If there is ever going to be a 27-year-old breakout running back, it’s going to be Damien Williams.

What running backs in the middle-to-late rounds should be targets in fantasy drafts?

This final question might be the one fantasy football players care most about. We have already discussed how even running backs drafted early have a high bust rate, so it is crucial to find backs with potential to be league winners who can be drafted with a mid- to late-round pick.

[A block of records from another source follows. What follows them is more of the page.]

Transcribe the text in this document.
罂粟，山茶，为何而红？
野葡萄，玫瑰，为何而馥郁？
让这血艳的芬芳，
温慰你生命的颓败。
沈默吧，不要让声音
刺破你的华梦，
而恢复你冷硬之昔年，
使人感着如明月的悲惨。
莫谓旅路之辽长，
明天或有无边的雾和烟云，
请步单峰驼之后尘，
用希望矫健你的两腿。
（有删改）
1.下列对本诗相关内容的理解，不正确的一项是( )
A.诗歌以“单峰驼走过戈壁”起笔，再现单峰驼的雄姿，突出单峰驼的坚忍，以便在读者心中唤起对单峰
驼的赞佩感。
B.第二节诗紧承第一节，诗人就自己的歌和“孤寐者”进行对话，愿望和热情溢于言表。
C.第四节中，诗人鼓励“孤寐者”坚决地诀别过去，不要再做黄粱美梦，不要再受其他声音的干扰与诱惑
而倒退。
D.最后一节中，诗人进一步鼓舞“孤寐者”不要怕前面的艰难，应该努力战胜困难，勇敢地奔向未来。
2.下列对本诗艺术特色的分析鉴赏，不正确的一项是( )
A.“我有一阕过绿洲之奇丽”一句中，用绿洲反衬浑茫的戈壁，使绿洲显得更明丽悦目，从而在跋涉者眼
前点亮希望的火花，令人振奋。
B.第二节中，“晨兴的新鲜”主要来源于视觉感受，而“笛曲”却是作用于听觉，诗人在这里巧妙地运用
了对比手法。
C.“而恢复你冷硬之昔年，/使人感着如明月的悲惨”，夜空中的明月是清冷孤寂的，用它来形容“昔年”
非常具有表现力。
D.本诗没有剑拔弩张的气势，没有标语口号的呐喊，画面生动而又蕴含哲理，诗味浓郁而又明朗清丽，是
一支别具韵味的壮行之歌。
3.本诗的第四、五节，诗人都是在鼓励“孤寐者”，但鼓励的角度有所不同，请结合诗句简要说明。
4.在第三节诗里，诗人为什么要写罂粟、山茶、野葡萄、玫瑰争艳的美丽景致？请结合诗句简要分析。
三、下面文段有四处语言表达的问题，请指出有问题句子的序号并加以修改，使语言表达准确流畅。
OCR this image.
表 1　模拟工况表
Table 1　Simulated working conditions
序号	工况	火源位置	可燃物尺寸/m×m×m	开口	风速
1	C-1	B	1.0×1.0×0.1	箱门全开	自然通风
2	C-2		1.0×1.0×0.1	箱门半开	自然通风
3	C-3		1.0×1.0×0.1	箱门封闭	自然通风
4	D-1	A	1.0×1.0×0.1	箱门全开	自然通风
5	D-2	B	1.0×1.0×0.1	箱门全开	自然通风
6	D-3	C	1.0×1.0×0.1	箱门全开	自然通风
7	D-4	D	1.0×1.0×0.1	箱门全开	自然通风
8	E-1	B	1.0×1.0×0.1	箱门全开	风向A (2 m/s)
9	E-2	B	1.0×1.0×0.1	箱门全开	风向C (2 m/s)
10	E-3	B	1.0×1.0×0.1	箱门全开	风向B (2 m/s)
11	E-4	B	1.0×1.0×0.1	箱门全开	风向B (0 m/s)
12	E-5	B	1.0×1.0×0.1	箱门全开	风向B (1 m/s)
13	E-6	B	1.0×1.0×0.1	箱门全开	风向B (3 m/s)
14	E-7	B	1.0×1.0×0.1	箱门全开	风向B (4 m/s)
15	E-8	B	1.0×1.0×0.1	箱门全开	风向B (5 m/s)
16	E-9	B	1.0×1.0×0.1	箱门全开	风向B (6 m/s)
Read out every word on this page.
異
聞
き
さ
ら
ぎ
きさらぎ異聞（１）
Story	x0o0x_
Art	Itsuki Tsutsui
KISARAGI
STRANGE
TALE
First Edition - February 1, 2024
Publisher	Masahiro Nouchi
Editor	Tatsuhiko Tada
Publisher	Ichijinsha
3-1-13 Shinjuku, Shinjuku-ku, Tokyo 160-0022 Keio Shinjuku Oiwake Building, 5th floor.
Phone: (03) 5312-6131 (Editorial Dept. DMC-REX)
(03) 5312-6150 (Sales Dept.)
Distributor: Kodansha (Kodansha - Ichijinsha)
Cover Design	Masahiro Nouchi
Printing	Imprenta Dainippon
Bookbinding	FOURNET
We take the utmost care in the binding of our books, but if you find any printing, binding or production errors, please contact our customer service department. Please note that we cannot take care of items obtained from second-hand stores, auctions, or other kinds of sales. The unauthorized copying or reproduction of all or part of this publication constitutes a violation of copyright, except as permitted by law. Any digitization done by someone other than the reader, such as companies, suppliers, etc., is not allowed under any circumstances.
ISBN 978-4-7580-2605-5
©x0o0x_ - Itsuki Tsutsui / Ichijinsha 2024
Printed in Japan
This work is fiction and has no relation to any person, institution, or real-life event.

Here are five backs being drafted in the sixth round or later who are worthy of being targeted:

• Sony Michel, Patriots: He has been falling due to landing on the PUP list to begin the season, but he showed down the stretch last season that he has RB1 potential. Although the Patriots employ James White as their pass-catching back, any offense that is as efficient as the Patriots will provide plenty of chances for their early-down back to produce and score. Due to his balky knee he is a risky selection, but one that could pay off.
• Derrius Guice, Redskins: Another risky selection, Guice has the tools to be a top-12 back in the league. Since he is being drafted in the seventh or eighth rounds of drafts, he certainly offers league-winning potential. Guice is powerful, fast, and explosive, and regularly ripped off long runs at LSU that not many backs are capable of. Although he did not catch the ball much in college, he has apparently shown soft hands in practice. The Redskins don’t seem likely to win many games, but if Guice is able to figure out protections and play all three downs, he could produce anyway.
• Peyton Barber, Buccaneers: Barber was not especially dynamic last year, but he played with intelligence and was reliable. In the end, coaches typically prefer to stick with the player who will make the right play and will sacrifice some big-play potential if necessary. This is why Barber is as likely to be a useful back this year as Ronald Jones. Jones struggled with the mental side of the game last season, missing running lanes and assignments, but Barber was solid and efficient. If that keeps him on the field as the starter, he will provide a very nice return on his ninth or tenth round ADP.
• Justice Hill, Ravens: A rookie from Oklahoma State, Hill is being drafted in the double-digit rounds and could return excellent value. He is a speedster, and ran a 4.4-flat at the combine. He should be an excellent complement to newly signed Mark Ingram for the Ravens rushing attack. If he beats out Gus Edwards and Kenneth Dixon for playing time, he could provide fantastic value.
• Darwin Thompson, Chiefs: Thompson is intriguing. He literally worked his way to the NFL, having been passed over by Division-1 colleges due to his small stature. He went to junior college and excelled, then transferred to Utah State and excelled again. Even though he is small at 5'8", he is powerfully built. He weighs 200 pounds and is extremely muscular, and he put that muscle to use on tape, regularly breaking tackles and displaying excellent contact balance. That is exactly the type of runner Chiefs head coach Andy Reid prefers, which could earn him carries from Week 1. If Damien Williams struggles or gets injured, Thompson could certainly be the best value of fantasy drafts this season.